Hindistanlı, Nam-I Diğer Haydutlar Kraliçesi, Phoolan Devi

Sevgili Dostlar,

   Savaş; kıtlık ve yokluk zamanlarında ve bunların yaşandığı coğrafyalarda insanların kanını donduran hikâyeler üretilmiştir. Beni ve benim gibi birçok insanı etkilediğine inandığım Phoolan Devi, Haydutlar Kraliçesi, bu güçlü kadının hikâyesini sizlerle paylaşmak istedim...

    Ailesi, balıkçılar ve kayıkçıları kapsayan Sudralar kastına bağlı Mallah jatisine mensup bir topluluktandı. Mallahlar, üst kastlara sahip toprak sahibi ve tüccarların bulunduğu Thakurs kastına mensup olan feodallerin toprağında çalışan topraksız köylülerden oluşuyordu. Gelecekte “Haydutlar Kraliçesi” namıyla tanınacak olan Phoolan Devi, geçen ekim ayında iki gün arayla iki kadının toplu tecavüz sonucu ölümüyle sonuçlanan olayın yaşandığı Uttar Pradeş eyaletinin Jaalun bölgesindeki Ghura Ka Purwa köyünde 1963 yılında doğdu.

     11 yaşında kocaya satıldı.       

     14 yaşında tacizci kocasını terk etti, kaçırıldı, koca bir köyün tecavüzüne uğradı.

     18 yaşında çete lideri oldu, her gittiği köy baskınında “Korkmayın kadınlar ve çocuklar” diye başlar elindeki megafonla konuşmasına, “korkmayın yoksullar, sizlerle bir hesabımız yoktur bizim, hesabımız haksız yere zenginleşenlerle!”Ve başlar, Robin Hood vari bir şekilde zenginlerden alıp yoksullara dağıtmaya.

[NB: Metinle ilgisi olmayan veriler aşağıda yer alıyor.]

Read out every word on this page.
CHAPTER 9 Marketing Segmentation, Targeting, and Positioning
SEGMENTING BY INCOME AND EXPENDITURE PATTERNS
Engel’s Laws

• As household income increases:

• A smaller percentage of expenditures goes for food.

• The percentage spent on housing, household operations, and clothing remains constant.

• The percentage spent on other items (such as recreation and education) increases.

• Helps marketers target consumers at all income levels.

     20 yaşında tutuklandı, Hint yoksul alt tabakalarında efsane oldu, teslim olduktan sonra mahkemeye çıkarılmadan 11 yıl cezaya çaptırıldı, cezasını çetesinde yer alan erkeklerle birlikte aynı koğuşta kalarak tamamladı.

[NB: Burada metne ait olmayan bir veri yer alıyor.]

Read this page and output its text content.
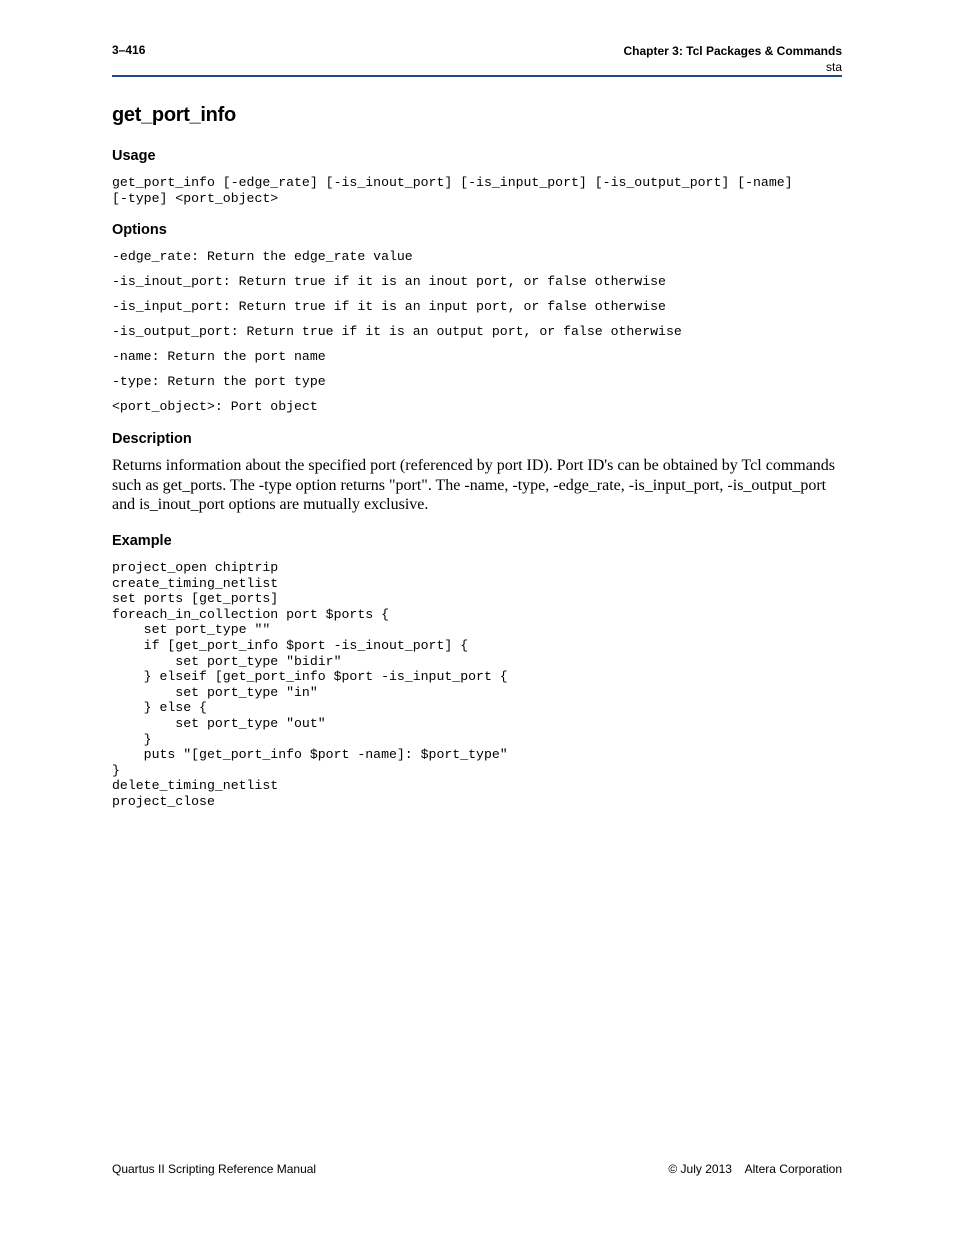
3–416	Chapter 3: Tcl Packages & Commands
sta
get_port_info
Usage
get_port_info [-edge_rate] [-is_inout_port] [-is_input_port] [-is_output_port] [-name]
[-type] <port_object>
Options
-edge_rate: Return the edge_rate value
-is_inout_port: Return true if it is an inout port, or false otherwise
-is_input_port: Return true if it is an input port, or false otherwise
-is_output_port: Return true if it is an output port, or false otherwise
-name: Return the port name
-type: Return the port type
<port_object>: Port object
Description

Returns information about the specified port (referenced by port ID). Port ID's can be obtained by Tcl commands such as get_ports. The -type option returns "port". The -name, -type, -edge_rate, -is_input_port, -is_output_port and is_inout_port options are mutually exclusive.

Example
project_open chiptrip
create_timing_netlist
set ports [get_ports]
foreach_in_collection port $ports {
set port_type ""
if [get_port_info $port -is_inout_port] {
set port_type "bidir"
} elseif [get_port_info $port -is_input_port {
set port_type "in"
} else {
set port_type "out"
}
puts "[get_port_info $port -name]: $port_type"
}
delete_timing_netlist
project_close
Quartus II Scripting Reference Manual	© July 2013 Altera Corporation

     31 yaşında parlamentoya girdi ve yasa koyucu oldu..

     Evinin önünde öldürüldüğünde 38 yaşındaydı.

     Öfkeli kitlelerin hükümeti onu korumamakla suçlayan sert protestolarıyla gömüldü.

     "Doğduğumda bir köpekten daha değersizdim, şimdi bir kraliçeyim. Çoktan ölmüş olmalıydım, ama hala canlıyım. Tanıklığım, benimki gibi bir yaşamın bir daha asla yinelenmemesi için yeryüzündeki tüm yoksullara ve ezilmişlere uzanan bir el olsun…"         

    Hep duymuşuzdur ya tarih korkakları değil, cesurları yazar diye. İnsan yaşamı nihayetinde bir gün son bulacaktır. Hiç bir yaşam yoktur ki sonsuz olsun. Önemli olan yaşam da iz bırakabilmektir. Bir canlıya dokunabilmektir. Haksızlıklar karşısında başkaldırabilmektir.  Canlılığınız sonlandığında, iyi ve dürüst hatırlanabilmektir.

    Sorgulamaktan yanlışlara sesinizi çıkarmaktan vazgeçmeyin.